Vor 20 Jahren nahm der Rapper Black Tiger zusammen der Basler Hip-Hop-Crew P-27 das Stück «Murder by Dialect» auf. Mit seinem Plädoyer für die Graffiti-Szene machte er den Mundartrap populär.
Was steht für die Geburtstunde des Schweizer Mundart-Rap? Das dadaistisch-absurde Stück «Nüt», mit dem der Zürcher Sprechsänger Claude 1982 die Hitparade aufwirbelte? Oder gar die Firma Leisi, die ab 1984 mit ihrer grossen TV-Kampagne eine junge Kundschaft begeistern wollte: «De Taig no sälber rolle, nei si! Nämed sie de Quick vom Leisi!» Die Werbebotschaft ist Kult, eine komische Kuriosität auch. Für den Durchbruch des Mundart-Rap war aber ein Text besorgt, der nicht für Teig warb, sondern für ein Lebensgefühl: «Murder by Dialect», ein Plädoyer für Graffiti, das der Basler Rapper Urs Baur alias Black Tiger vor 20 Jahren aufnahm.

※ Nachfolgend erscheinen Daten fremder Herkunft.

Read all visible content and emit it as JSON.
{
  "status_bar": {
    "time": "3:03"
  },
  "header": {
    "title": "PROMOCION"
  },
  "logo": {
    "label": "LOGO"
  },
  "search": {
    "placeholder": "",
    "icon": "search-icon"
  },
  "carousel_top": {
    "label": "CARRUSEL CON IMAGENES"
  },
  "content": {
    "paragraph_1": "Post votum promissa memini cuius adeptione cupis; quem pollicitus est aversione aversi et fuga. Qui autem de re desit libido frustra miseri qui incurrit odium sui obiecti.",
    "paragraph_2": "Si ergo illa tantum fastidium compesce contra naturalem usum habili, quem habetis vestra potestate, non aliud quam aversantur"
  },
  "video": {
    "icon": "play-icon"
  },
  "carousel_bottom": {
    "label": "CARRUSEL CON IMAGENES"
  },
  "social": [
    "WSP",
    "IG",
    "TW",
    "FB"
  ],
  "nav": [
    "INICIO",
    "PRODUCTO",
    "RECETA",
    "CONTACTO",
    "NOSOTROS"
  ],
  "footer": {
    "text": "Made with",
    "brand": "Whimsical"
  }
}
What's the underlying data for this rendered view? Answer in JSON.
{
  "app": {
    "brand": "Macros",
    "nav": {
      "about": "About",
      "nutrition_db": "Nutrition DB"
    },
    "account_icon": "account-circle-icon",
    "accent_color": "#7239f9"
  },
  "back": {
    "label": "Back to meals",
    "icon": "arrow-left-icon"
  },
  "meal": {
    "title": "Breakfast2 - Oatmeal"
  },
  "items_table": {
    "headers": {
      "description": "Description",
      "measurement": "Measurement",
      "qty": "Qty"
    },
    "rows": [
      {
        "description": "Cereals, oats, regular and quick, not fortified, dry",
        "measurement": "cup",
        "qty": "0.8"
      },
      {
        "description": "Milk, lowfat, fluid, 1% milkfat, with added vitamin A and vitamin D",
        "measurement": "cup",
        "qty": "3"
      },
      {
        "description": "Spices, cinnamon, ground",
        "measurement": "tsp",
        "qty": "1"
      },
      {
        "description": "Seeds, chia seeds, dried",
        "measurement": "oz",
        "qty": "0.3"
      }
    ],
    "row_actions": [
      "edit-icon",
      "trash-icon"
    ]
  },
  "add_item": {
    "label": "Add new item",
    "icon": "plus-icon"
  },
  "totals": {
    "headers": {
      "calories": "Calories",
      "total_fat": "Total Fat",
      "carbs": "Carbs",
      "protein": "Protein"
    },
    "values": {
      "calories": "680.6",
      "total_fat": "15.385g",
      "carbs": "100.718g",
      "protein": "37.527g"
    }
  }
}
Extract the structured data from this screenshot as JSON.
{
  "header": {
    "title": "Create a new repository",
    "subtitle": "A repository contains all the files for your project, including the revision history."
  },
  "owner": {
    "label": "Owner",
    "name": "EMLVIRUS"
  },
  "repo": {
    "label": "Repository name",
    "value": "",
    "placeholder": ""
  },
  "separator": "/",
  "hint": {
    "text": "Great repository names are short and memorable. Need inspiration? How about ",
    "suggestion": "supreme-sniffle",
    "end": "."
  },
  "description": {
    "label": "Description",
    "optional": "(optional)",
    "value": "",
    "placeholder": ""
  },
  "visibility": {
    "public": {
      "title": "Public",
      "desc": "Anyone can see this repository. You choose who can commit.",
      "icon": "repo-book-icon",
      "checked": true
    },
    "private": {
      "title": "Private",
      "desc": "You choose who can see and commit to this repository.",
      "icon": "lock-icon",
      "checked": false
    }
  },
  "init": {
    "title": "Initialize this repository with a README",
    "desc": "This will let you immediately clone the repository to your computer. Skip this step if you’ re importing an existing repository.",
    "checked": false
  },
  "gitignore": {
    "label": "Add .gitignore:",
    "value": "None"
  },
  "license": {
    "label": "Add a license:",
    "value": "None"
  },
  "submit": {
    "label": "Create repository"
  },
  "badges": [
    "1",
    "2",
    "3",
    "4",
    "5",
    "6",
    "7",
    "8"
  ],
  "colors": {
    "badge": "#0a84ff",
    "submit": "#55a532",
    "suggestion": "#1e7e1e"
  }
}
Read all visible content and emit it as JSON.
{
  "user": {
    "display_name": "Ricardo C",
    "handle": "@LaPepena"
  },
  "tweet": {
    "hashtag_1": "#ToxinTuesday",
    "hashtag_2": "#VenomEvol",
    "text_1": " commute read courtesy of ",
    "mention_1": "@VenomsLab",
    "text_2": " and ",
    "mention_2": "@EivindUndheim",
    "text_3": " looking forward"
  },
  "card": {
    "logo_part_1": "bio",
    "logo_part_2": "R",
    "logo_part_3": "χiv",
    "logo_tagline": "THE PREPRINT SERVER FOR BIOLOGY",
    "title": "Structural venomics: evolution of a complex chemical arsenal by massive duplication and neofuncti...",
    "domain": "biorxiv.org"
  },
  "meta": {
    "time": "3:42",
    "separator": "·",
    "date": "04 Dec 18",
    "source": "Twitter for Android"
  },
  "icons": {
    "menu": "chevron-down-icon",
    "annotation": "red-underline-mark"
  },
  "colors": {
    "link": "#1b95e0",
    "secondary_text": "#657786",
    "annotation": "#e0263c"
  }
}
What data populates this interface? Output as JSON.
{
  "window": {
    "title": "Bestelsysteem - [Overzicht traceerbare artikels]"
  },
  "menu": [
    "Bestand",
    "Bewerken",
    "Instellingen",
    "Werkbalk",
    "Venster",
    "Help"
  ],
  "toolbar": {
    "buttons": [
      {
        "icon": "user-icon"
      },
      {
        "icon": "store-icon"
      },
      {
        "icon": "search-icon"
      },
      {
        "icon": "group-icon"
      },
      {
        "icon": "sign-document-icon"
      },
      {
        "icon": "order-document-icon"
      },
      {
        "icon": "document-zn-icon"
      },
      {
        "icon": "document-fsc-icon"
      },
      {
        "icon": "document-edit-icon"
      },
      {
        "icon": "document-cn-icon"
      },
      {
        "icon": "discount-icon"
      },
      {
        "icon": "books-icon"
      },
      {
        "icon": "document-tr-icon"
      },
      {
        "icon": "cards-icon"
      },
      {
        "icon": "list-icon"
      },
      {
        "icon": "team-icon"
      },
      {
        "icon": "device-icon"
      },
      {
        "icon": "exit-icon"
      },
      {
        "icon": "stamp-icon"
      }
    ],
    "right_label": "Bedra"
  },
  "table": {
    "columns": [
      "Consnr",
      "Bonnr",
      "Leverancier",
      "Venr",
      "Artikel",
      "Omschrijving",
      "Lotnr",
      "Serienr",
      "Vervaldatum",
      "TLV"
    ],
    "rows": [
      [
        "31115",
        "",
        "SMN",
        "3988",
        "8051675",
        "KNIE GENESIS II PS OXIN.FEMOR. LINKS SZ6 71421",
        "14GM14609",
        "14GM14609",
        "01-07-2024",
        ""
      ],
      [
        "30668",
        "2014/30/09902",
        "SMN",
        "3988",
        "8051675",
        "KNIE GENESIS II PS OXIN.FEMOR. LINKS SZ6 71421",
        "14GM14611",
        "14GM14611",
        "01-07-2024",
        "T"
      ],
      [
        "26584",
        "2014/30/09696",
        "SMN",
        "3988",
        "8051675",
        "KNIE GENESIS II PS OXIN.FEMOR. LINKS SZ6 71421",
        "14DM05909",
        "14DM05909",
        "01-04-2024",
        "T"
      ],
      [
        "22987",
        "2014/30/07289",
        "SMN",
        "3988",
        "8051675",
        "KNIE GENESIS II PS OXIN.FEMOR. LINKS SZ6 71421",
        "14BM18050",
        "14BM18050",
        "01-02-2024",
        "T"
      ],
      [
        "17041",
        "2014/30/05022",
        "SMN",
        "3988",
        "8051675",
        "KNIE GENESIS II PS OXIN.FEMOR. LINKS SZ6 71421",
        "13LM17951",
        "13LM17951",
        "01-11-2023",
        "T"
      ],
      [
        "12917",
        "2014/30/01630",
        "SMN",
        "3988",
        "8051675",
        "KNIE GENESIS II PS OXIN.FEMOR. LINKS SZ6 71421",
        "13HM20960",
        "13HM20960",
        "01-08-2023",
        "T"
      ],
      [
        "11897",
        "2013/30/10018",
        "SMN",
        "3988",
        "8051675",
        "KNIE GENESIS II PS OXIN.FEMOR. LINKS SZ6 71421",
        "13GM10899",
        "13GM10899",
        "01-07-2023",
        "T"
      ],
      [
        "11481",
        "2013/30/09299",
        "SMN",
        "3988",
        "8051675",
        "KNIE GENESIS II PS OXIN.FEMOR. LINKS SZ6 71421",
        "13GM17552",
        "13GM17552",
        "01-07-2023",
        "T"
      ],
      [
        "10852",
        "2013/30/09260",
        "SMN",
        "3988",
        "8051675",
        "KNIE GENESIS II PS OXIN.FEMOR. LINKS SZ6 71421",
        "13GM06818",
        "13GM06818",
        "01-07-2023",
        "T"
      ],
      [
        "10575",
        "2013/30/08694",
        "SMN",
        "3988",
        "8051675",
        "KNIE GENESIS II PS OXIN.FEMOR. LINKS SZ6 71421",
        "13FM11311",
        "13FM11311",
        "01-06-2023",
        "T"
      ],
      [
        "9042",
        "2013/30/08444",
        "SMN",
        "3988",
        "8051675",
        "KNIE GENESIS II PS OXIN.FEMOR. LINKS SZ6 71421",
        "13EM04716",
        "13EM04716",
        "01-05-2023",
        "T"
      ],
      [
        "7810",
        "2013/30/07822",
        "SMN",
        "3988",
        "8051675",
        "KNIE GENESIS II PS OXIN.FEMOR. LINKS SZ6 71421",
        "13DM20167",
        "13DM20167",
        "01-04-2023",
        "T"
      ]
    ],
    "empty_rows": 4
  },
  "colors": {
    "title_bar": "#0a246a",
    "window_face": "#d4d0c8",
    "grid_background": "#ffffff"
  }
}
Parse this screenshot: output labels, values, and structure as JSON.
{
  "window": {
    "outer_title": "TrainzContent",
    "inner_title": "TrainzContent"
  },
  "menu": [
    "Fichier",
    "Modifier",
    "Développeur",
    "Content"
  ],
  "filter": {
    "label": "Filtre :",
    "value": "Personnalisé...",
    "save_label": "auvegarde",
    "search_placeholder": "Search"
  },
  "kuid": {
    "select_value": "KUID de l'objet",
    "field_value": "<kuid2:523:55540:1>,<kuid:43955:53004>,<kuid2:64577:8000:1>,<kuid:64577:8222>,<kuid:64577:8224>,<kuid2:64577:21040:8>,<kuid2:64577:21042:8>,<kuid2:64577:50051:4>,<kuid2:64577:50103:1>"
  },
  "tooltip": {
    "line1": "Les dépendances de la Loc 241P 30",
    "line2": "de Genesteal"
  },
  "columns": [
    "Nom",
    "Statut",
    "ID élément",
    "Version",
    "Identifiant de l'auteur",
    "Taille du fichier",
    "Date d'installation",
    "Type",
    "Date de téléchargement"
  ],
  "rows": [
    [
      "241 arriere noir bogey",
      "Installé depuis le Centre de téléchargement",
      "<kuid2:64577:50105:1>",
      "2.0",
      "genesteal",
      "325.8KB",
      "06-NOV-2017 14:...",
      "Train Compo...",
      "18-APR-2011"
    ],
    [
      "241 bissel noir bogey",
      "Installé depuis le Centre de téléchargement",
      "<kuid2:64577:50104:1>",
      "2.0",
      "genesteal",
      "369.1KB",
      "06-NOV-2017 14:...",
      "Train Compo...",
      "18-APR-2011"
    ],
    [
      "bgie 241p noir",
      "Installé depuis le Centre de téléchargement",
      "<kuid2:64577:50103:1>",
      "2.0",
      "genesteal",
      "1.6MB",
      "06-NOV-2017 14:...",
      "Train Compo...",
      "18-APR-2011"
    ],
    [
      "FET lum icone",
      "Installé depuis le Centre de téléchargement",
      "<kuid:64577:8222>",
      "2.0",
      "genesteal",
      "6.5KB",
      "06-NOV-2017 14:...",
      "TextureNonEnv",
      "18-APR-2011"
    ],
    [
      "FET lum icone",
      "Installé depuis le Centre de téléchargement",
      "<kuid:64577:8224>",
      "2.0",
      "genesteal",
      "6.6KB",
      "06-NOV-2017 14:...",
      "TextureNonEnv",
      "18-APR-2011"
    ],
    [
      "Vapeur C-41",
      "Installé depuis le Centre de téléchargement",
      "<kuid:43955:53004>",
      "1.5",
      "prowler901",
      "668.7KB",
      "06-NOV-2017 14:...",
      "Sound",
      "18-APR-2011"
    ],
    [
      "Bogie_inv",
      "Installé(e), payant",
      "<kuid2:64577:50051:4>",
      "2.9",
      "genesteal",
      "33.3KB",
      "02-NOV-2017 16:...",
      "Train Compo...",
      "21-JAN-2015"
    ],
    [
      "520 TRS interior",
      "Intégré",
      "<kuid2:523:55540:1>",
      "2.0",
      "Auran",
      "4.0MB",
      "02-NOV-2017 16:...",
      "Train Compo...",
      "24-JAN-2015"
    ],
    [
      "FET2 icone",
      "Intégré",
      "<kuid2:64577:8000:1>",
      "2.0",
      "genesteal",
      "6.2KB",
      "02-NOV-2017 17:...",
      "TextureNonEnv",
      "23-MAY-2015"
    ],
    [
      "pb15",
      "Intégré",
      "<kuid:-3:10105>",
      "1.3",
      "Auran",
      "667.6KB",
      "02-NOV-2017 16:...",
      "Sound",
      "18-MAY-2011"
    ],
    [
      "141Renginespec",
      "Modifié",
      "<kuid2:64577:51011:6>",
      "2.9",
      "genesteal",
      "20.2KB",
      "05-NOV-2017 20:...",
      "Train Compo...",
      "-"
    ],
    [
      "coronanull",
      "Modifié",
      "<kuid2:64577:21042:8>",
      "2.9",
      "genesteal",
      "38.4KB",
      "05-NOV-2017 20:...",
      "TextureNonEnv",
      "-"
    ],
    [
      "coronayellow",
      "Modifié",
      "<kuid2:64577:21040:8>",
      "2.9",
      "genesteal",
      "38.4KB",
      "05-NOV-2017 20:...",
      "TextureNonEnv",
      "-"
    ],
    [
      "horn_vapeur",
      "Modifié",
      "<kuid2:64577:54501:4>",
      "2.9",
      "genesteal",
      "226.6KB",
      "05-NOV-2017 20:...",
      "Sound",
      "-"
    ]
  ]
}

«Fresh Stuff» für die junge Szene
Wir schreiben das Jahr 1990. Die Schweizer Hip-Hop-Szene beginnt sich zu organisieren und zu vernetzen. Daraus resultiert zunächst die Compilation «Fresh Stuff 1», auf der die bekanntesten Rapper der Schweiz vereint sind: E.K.R. aus Zürich etwa, oder Sens Unik aus Lausanne. Rasch sind die 100 Schallplatten, die gepresst wurden, verkauft. Die stetig wachsende Szene lechzt nach mehr. Weshalb der Ostschweizer Musikproduzent Pascal De Sapio eine zweite Compilation initiiert und dafür auch die Basler Crew P-27 ins Boot holt. Kurzfristig erhalten sie 1991 die Möglichkeit, zur CD «Fresh Stuff 2» einen zweiten Track beizusteuern und laden hierfür den befreundeten Rapper Black Tiger ins Studio ein. Dieser schlägt einen schweizerdeutschen Text vor. Die Idee wird skeptisch aufgenommen. «Das klang so ungewohnt wie Esperanto auf Metal», erinnert sich Skelt! von P-27. «Aber der Groove war zweifelsohne da!»
Ein Aha-Erlebnis in Paris
Wie alle in der jungen Basler Hip-Hop-Szene hatte auch Black Tiger seine ersten Raps in Englisch verfasst, beeindruckt von den grossen Vorbildern aus den USA. 1987 schrieb der Gymnasiast seine ersten Texte, musste dafür aber von einer Kollegin für seine Aussprache Kritik einstecken. 1989 sah er in Paris eine Gruppe, die französisch rappte und war fasziniert: Das Publikum verstand nicht nur die Texte, es schrie sie sogar mit. Unter diesem Eindruck entschied er sich, vermehrt in seiner eigenen Sprache, dem Basler Dialekt, zu rappen.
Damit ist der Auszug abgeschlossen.